1 + 'a' = 'b'

josuagrw · March 16, 2022, 12:53pm

Yes, I fully agree.

josuagrw · March 16, 2022, 12:54pm

You can call it encoding if you like. It does not change the following:

When we do 'a' + 1 we are manipulating the encoding not the letter itself. Because it does not make sense to increment a letter. It does make sense to increment an encoding.

DNF · March 16, 2022, 1:31pm

In that perspective, you can never manipulate any object in and of itself, only its encoding. Then everything is a ‘pointer’. I don’t see how this is useful.

Anyway, my point was that ‘pointer’ and ‘encoding’ are not the same, and not really useful to conflate.

Well, ‘b’ comes after ‘a’, so why not?

BTW: I’m not arguing that 'a' + 1 ought to work, I’m not sure what I think about that.

josuagrw · March 16, 2022, 2:45pm

Because this logic extends well beyond the alphabet. After 9 comes :

julia> '9'+1
':': ASCII/Unicode U+003A (category Po: Punctuation, other)

This cannot be explained without reference to encoding.

I have to look at the encoding to understand why I get this specific result.

josuagrw · March 16, 2022, 2:48pm

I disagree. When I do

julia> "hello" * " world"
"hello world"

I am not operating on the level of the encoding of the strings. It’s completely hidden from me. I am purely operating with the values which are encoded, namely content of the two strings.

The implementation details of the encoding do not determine the result here.

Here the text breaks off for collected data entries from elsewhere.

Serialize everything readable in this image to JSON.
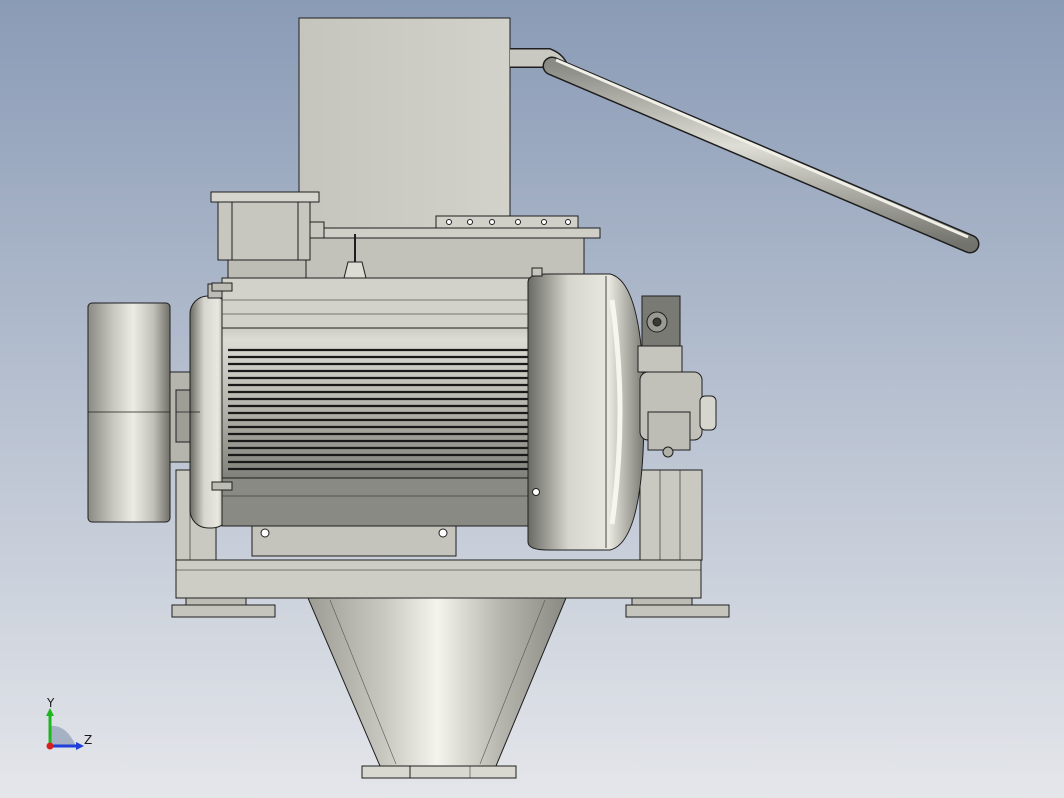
{
  "viewport": {
    "background_top": "#8a9bb6",
    "background_bottom": "#e4e6ea"
  },
  "model": {
    "metal_light": "#e0e0d8",
    "metal_mid": "#b9b9b0",
    "metal_dark": "#6c6c66",
    "edge_color": "#1e1e1e",
    "fin_color": "#2a2a2a"
  },
  "triad": {
    "y_label": "Y",
    "z_label": "Z",
    "y_color": "#1fb51f",
    "z_color": "#1f3fd8",
    "x_color": "#d81f1f"
  }
}
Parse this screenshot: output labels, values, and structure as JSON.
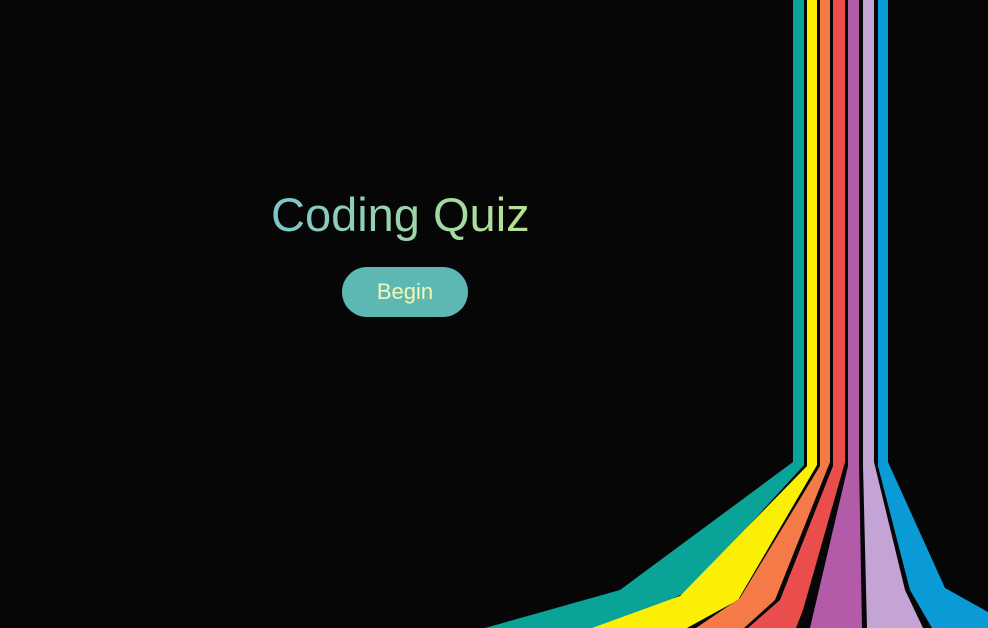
{
  "page": {
    "title": "Coding Quiz",
    "begin_label": "Begin"
  },
  "colors": {
    "background": "#060606",
    "title_gradient_start": "#7cc4c9",
    "title_gradient_end": "#b9e48e",
    "button_background": "#5db8b4",
    "button_text": "#f4f7b4"
  },
  "decoration": {
    "stripe_colors": [
      "#0aa398",
      "#fbf004",
      "#f47a48",
      "#e94e4d",
      "#b35aa8",
      "#c4a4d4",
      "#0a9ad6"
    ]
  }
}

StefanKarpinski · March 16, 2022, 2:53pm

If someone wants this to change in Julia 2.0 they should open an issue about it on GitHub.

DNF · March 16, 2022, 3:07pm

This is consistent with the lexicographic order of characters, independent of their encoding.

Anyway, as I said, I don’t care too much about whether Char + Int should or shouldn’t work, but that characters aren’t pointers, and aren’t like pointers.

DNF · March 16, 2022, 3:09pm

I was addressing your conflation of ‘encoding’ and ‘pointer’. This is getting really far afield.

Sukera · March 16, 2022, 3:20pm

Sure it can - a Char is not a number, so what did you expect to happen instead? Having '10'? The choice of “next character” is arbitrary and + 1 (though implicit casting) happens to be the choice of syntax for “give me the next character”. The choice of what that next character is doesn’t have to make any semantic sense, as there is no such thing in general.

StevenWhitaker · March 16, 2022, 3:24pm

I think having 'a' + 1 work makes sense. When I type 'a' (or any Char) at the REPL and hit enter, it displays a number, e.g., U+0061 in

julia> 'a'
'a': ASCII/Unicode U+0061 (category Ll: Letter, lowercase)

Once I see that, it makes sense that adding an integer to a Char will change that number by the corresponding amount, e.g., U+0161 is the result of adding 0x100 to 'a':

julia> 'a' + 0x100
'š': Unicode U+0161 (category Ll: Letter, lowercase)

StevenWhitaker · March 16, 2022, 3:32pm

I think that might be @josuagrw’s point: The fact that '9' + 1 results in ':' is because 1 is added to the ASCII/Unicode encoding of '9'.

cjdoris · March 16, 2022, 3:32pm

This is nothing to do with conversion between integers and characters. If 'a'+1 were promoting both to an Int the result would be an Int and if it were promoting to Char then it would fail because +(::Char,::Char) is not defined.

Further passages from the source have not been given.